Educação precisa se conectar ao cotidiano dos alunos
É fundamental pensar uma escola comprometida com o desenvolvimento integral dos estudantes
João leu quatro livros, Maria leu três, Renata leu sete, e Pedro apenas um. Criar um gráfico de barras que represente a quantidade de livros lidos por cada criança deveria ser uma tarefa básica para alunos do 4º ano. No entanto essas são habilidades ainda fora do alcance de grande parte dos estudantes brasileiros.
O Brasil apresenta dificuldades históricas no aprendizado de matemática, reveladas, mais uma vez, no Estudo Internacional de Tendências em Matemática e Ciências (TIMSS 2023), divulgado recentemente. A avaliação mostrou que 16% dos alunos brasileiros do 4º ano e 18% dos alunos do 8º ano tiveram desempenho igual ou menor que o esperado por um estudante que chutasse todos os itens de múltipla escolha. Além disso, 5% dos alunos erraram todas as questões.
O desempenho piora à medida que os anos avançam, pois as aprendizagens básicas dos anos iniciais não estão bem consolidadas. É um ensino ligado à memória de curto prazo. O aluno estuda para a prova, mas logo esquece tudo. Há pouco espaço para pensamento complexo e trabalho de competências complementares ao pensamento matemático. Isso sugere que o ensino da matemática não se conecta com a vida e os desafios dos alunos.
Estudos realizados pelo Instituto Ayrton Senna com cerca de 100 mil estudantes dos ensinos fundamental e médio, numa rede pública no Sudeste do Brasil, mostram que o desenvolvimento de competências socioemocionais impacta o desempenho escolar. Alunos com alto nível de curiosidade para aprender apresentam pontuação média em matemática de 279 pontos, enquanto os com baixo nível dessa competência alcançam apenas 246 pontos — diferença equivalente a aproximadamente três meses de aprendizagem. Em língua portuguesa, os ganhos são equivalentes a até 5,8 meses de aprendizagem.
No contexto atual, marcado por graves defasagens de aprendizagem intensificadas pela pandemia, cada mês de ganho educacional representa avanço significativo.
Esses achados estão alinhados com estudos internacionais que tratam da mesma temática. O Pisa (2024), ao avaliar o pensamento criativo, demonstrou que cerca de 30% do desempenho dos alunos nessa habilidade estava diretamente relacionado a suas competências matemáticas.

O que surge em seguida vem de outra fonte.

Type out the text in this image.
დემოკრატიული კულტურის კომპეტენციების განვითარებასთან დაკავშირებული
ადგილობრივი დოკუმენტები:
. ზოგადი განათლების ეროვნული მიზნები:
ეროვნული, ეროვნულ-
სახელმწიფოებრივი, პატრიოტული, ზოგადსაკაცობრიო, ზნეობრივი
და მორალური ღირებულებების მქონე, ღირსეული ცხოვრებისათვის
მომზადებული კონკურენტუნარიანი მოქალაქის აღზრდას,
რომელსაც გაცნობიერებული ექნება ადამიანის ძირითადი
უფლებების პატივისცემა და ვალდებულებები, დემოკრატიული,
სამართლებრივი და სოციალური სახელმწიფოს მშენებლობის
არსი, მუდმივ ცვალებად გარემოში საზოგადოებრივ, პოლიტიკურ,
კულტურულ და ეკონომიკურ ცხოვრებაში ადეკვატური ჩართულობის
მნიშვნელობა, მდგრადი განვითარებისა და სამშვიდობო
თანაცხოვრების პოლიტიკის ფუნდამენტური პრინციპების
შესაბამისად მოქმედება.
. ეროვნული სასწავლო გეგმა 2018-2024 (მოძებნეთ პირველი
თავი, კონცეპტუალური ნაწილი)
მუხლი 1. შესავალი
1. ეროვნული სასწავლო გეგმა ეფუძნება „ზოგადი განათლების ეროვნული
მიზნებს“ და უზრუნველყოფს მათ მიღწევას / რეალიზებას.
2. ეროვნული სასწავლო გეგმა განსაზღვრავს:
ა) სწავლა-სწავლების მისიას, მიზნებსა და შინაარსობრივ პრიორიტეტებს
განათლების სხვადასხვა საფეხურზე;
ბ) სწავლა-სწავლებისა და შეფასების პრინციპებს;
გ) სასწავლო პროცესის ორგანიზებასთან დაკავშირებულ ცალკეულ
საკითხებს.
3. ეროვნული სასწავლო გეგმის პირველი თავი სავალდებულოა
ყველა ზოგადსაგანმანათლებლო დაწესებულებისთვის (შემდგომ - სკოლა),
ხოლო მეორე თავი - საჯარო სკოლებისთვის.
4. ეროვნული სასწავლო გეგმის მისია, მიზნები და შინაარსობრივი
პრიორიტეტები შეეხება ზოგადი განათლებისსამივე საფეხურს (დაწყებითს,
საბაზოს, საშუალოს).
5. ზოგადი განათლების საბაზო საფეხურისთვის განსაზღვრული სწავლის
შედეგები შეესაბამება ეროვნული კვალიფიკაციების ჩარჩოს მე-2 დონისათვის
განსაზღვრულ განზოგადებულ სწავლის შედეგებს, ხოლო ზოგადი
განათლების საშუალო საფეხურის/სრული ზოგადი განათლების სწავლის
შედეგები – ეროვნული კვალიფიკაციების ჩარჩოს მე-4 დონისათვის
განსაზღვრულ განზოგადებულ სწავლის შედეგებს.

Os dados desafiam a visão tradicional de que competências cognitivas e socioemocionais são aspectos distintos do aprendizado. Pelo contrário, ambas estão profundamente interligadas e devem ser desenvolvidas com o mesmo grau de empenho, dedicação e excelência. Não se trata de priorizar uma em detrimento da outra. Estimular simultaneamente essas competências proporciona um aprendizado integral, em que cada dimensão contribui para o crescimento pleno e significativo dos estudantes.
O desenvolvimento de habilidades em matemática e ciências prepara os jovens para profissões necessárias em rápida ascensão, caso das dedicadas a pensar desafios globais como crise climática, energias renováveis e tecnologias sustentáveis. Além disso, segundo o Fórum Econômico Mundial, 75% dos empregos emergentes exigirão competências em áreas de ciências, tecnologia, engenharia e matemática (STEM, na sigla em inglês). O Brasil precisará de aproximadamente 530 mil profissionais na área de tecnologia em 2025.
Essa reflexão nos leva a uma conclusão: melhores resultados na educação dependem do desenvolvimento das habilidades socioemocionais dos estudantes. A boa notícia é que no Brasil elas já são um direito e constam na Base Nacional Comum Curricular (BNCC), que propõe dez competências a ser desenvolvidas pelos estudantes ao longo da vida escolar.
Cada vez mais, a ciência e a prática nos mostram que não é possível pensar o ser humano em caixas separadas e que o desenvolvimento das crianças e jovens passa por suas diversas dimensões. Por isso é fundamental revisar as abordagens pedagógicas, pensando uma escola comprometida com o desenvolvimento integral dos alunos, que se conecte mais com a vida cotidiana dos estudantes e que seja capaz de transportar os conhecimentos e habilidades da sala de aula para seu dia a dia.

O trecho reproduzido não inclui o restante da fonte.